Entre chien et loup



Si nous sommes aujourd’hui tous urbains, nous ne sommes pas tous citadins.
Les villes sont beaucoup plus grandes qu’elles mêmes.

L’opposition ville/campagne disparait et si les villes en s’étendant créent un espace urbain qui nous englobe et nous unifie, elles morcellent d’autres territoires, en particulier celui des animaux sauvages qui ne retrouvent plus l’unité de leur géographie.
C’est pourquoi, de plus en plus souvent, ces animaux déambulent dans les villes.

Mais tous ces animaux ne se perdent pas.

Si des bêtes sauvages traversent les villes la nuit, cʼest qu'elles nous ont observés pour savoir quand et par où passer.
Elles nous ont bien plus regardés pour se frayer des passages dans nos mondes que ce que nous savons communément dʼelles.
Ce que nous savons d’elles, on le trouve dans les contes, dans notre assiette ou dans les zoos.
Quant aux chasseurs, s’ils les connaissent ce n’est pas pour elles-mêmes mais pour les traquer et les tuer.

D’autre part, en ré-inventant la « nature » dans les villes (coulée verte à Paris par exemple) et en refusant l’utilisation des pesticides et herbicides chimiques dans les jardins et squares publics, une population de petits animaux réapparait et à leur suite leurs prédateurs.

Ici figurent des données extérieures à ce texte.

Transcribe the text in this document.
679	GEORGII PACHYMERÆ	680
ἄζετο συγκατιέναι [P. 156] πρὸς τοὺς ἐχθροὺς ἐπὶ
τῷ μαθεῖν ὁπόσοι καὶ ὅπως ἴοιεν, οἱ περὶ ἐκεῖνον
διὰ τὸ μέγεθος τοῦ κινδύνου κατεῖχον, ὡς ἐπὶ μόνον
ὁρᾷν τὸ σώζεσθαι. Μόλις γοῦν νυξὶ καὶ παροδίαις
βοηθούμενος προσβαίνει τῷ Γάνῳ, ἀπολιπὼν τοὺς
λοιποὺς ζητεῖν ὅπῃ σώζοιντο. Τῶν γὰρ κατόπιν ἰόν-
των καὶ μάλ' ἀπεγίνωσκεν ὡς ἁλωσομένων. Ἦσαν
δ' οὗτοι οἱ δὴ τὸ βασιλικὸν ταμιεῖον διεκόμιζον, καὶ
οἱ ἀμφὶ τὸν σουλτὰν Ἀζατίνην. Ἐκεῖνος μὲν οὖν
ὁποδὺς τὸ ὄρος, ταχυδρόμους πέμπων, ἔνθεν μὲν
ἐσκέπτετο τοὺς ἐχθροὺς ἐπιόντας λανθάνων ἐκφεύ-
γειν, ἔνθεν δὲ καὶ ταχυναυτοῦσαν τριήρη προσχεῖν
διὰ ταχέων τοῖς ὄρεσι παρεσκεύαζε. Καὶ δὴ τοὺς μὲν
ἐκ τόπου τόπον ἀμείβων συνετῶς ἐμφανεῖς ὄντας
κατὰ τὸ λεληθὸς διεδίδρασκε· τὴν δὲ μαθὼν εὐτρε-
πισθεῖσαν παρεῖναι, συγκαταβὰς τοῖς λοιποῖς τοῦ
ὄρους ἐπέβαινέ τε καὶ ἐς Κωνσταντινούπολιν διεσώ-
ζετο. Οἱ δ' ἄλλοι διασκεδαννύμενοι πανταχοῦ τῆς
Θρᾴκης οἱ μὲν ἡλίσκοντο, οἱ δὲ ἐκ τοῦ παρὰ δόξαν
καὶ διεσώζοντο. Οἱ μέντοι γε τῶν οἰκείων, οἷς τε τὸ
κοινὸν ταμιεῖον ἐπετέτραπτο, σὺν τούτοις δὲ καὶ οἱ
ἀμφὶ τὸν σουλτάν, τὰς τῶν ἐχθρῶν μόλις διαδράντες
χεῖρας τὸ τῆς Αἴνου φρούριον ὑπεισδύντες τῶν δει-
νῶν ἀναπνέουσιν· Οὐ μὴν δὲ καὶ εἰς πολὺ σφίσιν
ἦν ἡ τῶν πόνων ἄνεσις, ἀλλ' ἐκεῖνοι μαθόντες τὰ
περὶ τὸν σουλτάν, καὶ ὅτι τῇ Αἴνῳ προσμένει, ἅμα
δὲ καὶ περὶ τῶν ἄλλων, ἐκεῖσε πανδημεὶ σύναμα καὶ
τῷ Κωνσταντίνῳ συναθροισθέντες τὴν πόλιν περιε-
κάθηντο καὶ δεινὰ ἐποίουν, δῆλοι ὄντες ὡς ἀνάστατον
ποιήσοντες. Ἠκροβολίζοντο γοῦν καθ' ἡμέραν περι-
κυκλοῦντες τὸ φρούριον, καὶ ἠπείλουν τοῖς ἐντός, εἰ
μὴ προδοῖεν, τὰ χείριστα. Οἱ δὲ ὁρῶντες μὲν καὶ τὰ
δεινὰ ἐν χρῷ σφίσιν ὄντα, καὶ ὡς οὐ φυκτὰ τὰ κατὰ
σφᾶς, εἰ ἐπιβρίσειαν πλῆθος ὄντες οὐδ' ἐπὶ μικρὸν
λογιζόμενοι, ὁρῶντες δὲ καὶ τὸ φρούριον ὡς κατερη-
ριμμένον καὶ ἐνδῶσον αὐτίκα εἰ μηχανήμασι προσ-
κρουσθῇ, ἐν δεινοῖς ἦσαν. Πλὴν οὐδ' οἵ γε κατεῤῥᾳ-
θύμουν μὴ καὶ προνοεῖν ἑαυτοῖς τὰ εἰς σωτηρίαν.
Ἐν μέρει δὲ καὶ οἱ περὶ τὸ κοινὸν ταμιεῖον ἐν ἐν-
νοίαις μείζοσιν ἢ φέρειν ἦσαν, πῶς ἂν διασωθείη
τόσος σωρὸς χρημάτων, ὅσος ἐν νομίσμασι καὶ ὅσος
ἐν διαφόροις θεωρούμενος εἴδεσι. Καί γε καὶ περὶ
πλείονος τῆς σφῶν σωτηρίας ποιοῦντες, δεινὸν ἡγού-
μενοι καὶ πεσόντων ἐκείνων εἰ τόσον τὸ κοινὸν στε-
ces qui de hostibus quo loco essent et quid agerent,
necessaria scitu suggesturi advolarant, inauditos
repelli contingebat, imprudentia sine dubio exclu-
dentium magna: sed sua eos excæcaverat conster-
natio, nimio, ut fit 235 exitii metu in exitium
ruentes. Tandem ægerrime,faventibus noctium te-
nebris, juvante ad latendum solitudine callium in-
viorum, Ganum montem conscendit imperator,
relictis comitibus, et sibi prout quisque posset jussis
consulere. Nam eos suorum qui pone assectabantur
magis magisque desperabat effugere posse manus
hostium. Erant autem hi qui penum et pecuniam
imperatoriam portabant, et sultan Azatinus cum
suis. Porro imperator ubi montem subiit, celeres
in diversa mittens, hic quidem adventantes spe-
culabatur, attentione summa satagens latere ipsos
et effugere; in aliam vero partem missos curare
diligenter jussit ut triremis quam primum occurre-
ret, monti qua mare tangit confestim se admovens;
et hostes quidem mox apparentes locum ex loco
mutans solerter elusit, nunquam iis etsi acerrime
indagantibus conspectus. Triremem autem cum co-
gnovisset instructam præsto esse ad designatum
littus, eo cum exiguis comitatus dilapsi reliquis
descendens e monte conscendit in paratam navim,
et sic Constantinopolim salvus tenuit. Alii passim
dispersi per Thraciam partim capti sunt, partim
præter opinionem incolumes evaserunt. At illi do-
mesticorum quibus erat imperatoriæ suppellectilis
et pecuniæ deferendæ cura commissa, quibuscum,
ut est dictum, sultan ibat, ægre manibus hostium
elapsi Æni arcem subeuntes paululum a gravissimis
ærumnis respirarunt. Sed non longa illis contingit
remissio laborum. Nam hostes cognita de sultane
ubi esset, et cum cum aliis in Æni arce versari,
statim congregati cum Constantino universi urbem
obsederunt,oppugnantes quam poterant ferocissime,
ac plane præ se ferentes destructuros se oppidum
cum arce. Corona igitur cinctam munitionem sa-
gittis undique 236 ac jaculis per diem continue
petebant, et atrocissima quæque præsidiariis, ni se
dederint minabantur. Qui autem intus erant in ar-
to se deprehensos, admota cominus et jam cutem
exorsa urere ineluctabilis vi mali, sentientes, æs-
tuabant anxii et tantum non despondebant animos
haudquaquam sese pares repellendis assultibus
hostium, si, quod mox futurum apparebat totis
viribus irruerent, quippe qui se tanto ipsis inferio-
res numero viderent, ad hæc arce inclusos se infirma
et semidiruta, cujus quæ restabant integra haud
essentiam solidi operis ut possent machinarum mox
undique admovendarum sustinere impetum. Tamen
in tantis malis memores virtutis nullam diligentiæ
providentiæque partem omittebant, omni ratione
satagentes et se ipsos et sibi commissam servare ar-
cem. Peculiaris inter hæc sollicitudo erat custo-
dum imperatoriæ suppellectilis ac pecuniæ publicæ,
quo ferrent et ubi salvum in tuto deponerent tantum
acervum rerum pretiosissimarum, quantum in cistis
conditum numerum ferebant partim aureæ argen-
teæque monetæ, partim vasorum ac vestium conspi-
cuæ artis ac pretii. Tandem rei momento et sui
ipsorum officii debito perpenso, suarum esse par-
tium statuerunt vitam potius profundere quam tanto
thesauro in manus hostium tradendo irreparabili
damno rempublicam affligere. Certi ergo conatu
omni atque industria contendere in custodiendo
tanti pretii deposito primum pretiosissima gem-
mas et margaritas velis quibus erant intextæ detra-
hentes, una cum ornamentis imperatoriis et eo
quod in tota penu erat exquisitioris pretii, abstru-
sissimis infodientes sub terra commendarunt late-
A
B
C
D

Comment dire que les animaux nous regardent ?

Nous avons été habitués à caractériser “lʼanimal” en le privant des qualités qui définissent “lʼhumain”.
Ainsi dans le miroir que nous tendons aux bêtes ne se reflète que lʼimage des hommes.
Elles ne sont plus que des êtres aveugles et muets.

“Entre chien et loup” tente de restituer le regard que les animaux portent sur nous en les ré-introduisant, naturalisés, dans des cadres ruraux puis urbains.

Dans ces scènes nocturnes, théâtralisées par la lumière des éclairages publics, les animaux sont installés dans des poses naturelles et stylisées, ménageant une passerelle entre mort et vivant.
Il sʼagit également de faire communiquer avec ambiguité les univers des bêtes et ceux des hommes.
Peut-être s’agit-il aussi d’une vision du futur : quand l’humanité aura disparu, et que les centrales nucléaires continueront à éclairer les villes vides, les animaux et les végétaux ré-investiront dans le silence qui est le leur les lieux désertés.

Cette série a été envisagée en réponse, comme un dialogue, aux travaux photographiques exposés au Musée de la chasse et de la nature, de Éric Poitevin (Du 6 février au 30 juin 2007) et de Karen Knoor (Fables 15 janv.-11 mai 2008).